The present findings indicate that the vasoregulatory propensities of anandamide and NADA are different in the trigeminovascular system. While anandamide induced only slight, if any, increase, NADA produced a marked increase in meningeal blood flow. This difference may be explained by the different activity of these agents on TRPV1 and CB1 receptors [50]. The application of endovanilloids at higher concentrations turned the vasodilatory effects of lower concentrations of anandamide and NADA into slight vasoconstriction. This phenomenon is similar to the concentration-dependent effects of the archetypal exogenous vanilloid capsaicin on mesenteric, renal and meningeal blood flow [9, 5153]. Capsaicin-induced vasoconstriction is generally regarded as a direct vascular action of capsaicin [5456], although a TRPV1 receptor mediated effect can not be fully excluded [57]. Systemic pretreatment of the animals with capsaicin producing profound depletions of sensory neuropeptides CGRP and SP from afferent nerves markedly inhibited the vasodilatory effect of endovanilloids.
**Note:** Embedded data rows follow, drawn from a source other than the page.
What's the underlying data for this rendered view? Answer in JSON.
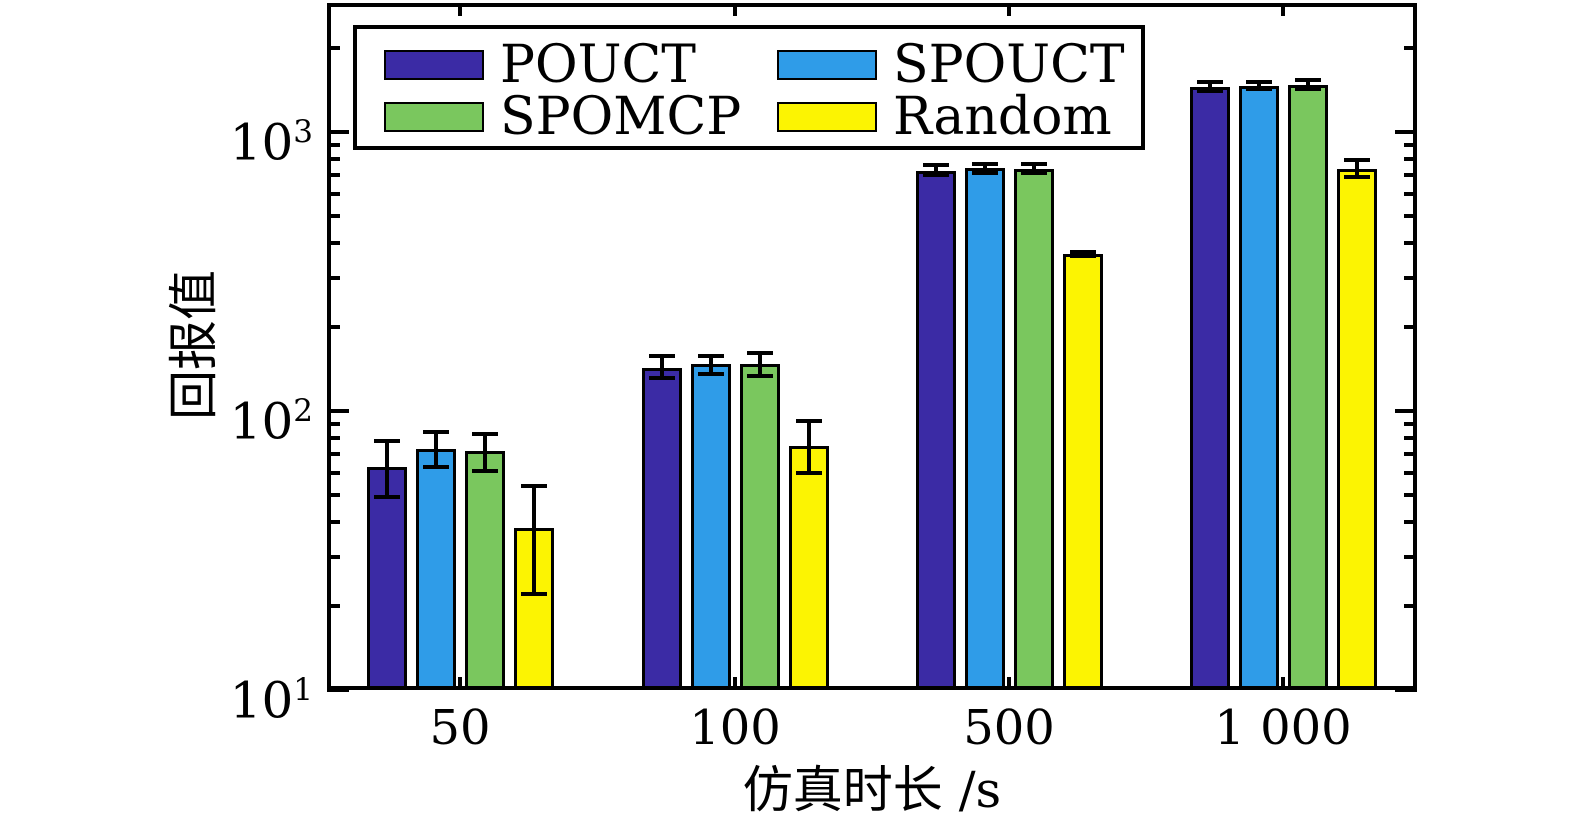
{
  "axes": {
    "x_title": "仿真时长 /s",
    "y_title": "回报值",
    "x_tick_labels": [
      "50",
      "100",
      "500",
      "1 000"
    ],
    "y_tick_exponents": [
      1,
      2,
      3
    ],
    "y_scale": "log10"
  },
  "chart_data": {
    "type": "bar",
    "title": "",
    "xlabel": "仿真时长 /s",
    "ylabel": "回报值",
    "categories": [
      "50",
      "100",
      "500",
      "1 000"
    ],
    "y_axis": {
      "scale": "log",
      "min": 10,
      "max": 2900,
      "major_ticks": [
        10,
        100,
        1000
      ],
      "minor_ticks": "2-9 per decade"
    },
    "grid": "off",
    "legend_position": "inside-top-left",
    "legend_columns": 2,
    "series": [
      {
        "name": "POUCT",
        "color": "#3B2BA5",
        "values": [
          63,
          143,
          725,
          1450
        ],
        "error_low": [
          49,
          131,
          700,
          1400
        ],
        "error_high": [
          78,
          157,
          762,
          1513
        ]
      },
      {
        "name": "SPOUCT",
        "color": "#2F9CE8",
        "values": [
          73,
          147,
          740,
          1460
        ],
        "error_low": [
          63,
          136,
          715,
          1425
        ],
        "error_high": [
          84,
          158,
          771,
          1513
        ]
      },
      {
        "name": "SPOMCP",
        "color": "#7AC75E",
        "values": [
          72,
          147,
          735,
          1470
        ],
        "error_low": [
          61,
          133,
          712,
          1425
        ],
        "error_high": [
          83,
          161,
          771,
          1540
        ]
      },
      {
        "name": "Random",
        "color": "#FCF402",
        "values": [
          38,
          75,
          365,
          735
        ],
        "error_low": [
          22,
          60,
          358,
          690
        ],
        "error_high": [
          54,
          92,
          372,
          795
        ]
      }
    ]
  }
}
In contrast, histamine-induced vasodilatation mediated by a direct action on endothelial and smooth muscle receptors was not affected by capsaicin-desensitization [10, 58]. Capsazepine, a specific antagonist of the TRPV1 receptors and blockage of CGRP receptors by CGRP8–37 inhibited the NADA-induced vasodilatation. The present findings therefore suggest that, besides exogenous vanilloids, endovanilloids can also elicit sensory neurogenic meningeal vasodilatation involving chemosensitive afferent nerves which express the TRPV1 receptor.

The moderate vasodilatory effect of anandamide in our in vivo blood flow model can be explained by its dual effects on both TRPV1 and presynaptic CB1 receptors, the latter inhibiting the release of CGRP from trigeminal nerve fibres [59]. Immunhistochemical studies revealed the presence of CB1 receptors on trigeminal nerve fibres and ganglion cells [59, 60]. The relatively strong activity of anandamide on CB1 receptors may interfere with its endovanilloid action stimulating TRPV1 receptors and CGRP release in the meningeal tissue. Our notion about the interaction between TRPV1 and CB1 receptor activation in the meningeal blood flow regulatory effect of anandamide application was supported by the observation, that blockage of CB1 receptors with AM251 has a potentiating effect on anandamide-induced vasodilatation. This vasodilatation was induced by the enhanced release of the sensory vasodilator neuropeptide CGRP, since additional blockage of CGRP receptors abolished the anandamide-induced vasodilatation after CB1 receptor antagonism. Although in vivo anandamide failed to significantly increase meningeal blood flow, in vitro a slight but non-significant increase in meningeal CGRP-release was measured after the application of anandamide at the same concentration (10 μM). The putative blood flow increasing effect of the moderate amount of CGRP released by anandamide is probably counterbalanced by its direct vasoconstrictor effect. Blocking the presynaptic CB1 receptors induced a more than threefold increase in the amount of CGRP released in the in vitro dura mater preparation; the vasodilator effect of this higher amount of CGRP could override the direct vasoconstrictor effect of anandamide. After CB1 receptor blockade, the anandamide-induced vasodilatation was mediated entirely by CGRP, since it was completely abolished by pretreatment with the CGRP antagonist.

Conclusions

In conclusion, the present study demonstrated that similar to exogenous vanilloid compounds, endovanilloids synthesized or taken up by sensory neurons are capable of the activation of trigeminovascular nociceptive afferent nerves resulting in the release of CGRP and a consequent increase in meningeal blood flow. Chemosensitive afferents expressing the TRPV1 receptor may contribute significantly not only to the vascular reactions but also to the nociceptive mechanisms of the dura mater possibly associated with the pathomechanisms of headaches. Increased production and/or uptake of endovanilloids may be implicated in the sustained activation of the trigeminal sensory system leading to peripheral and/or central sensitization of the nociceptive pathway and, eventually head pain.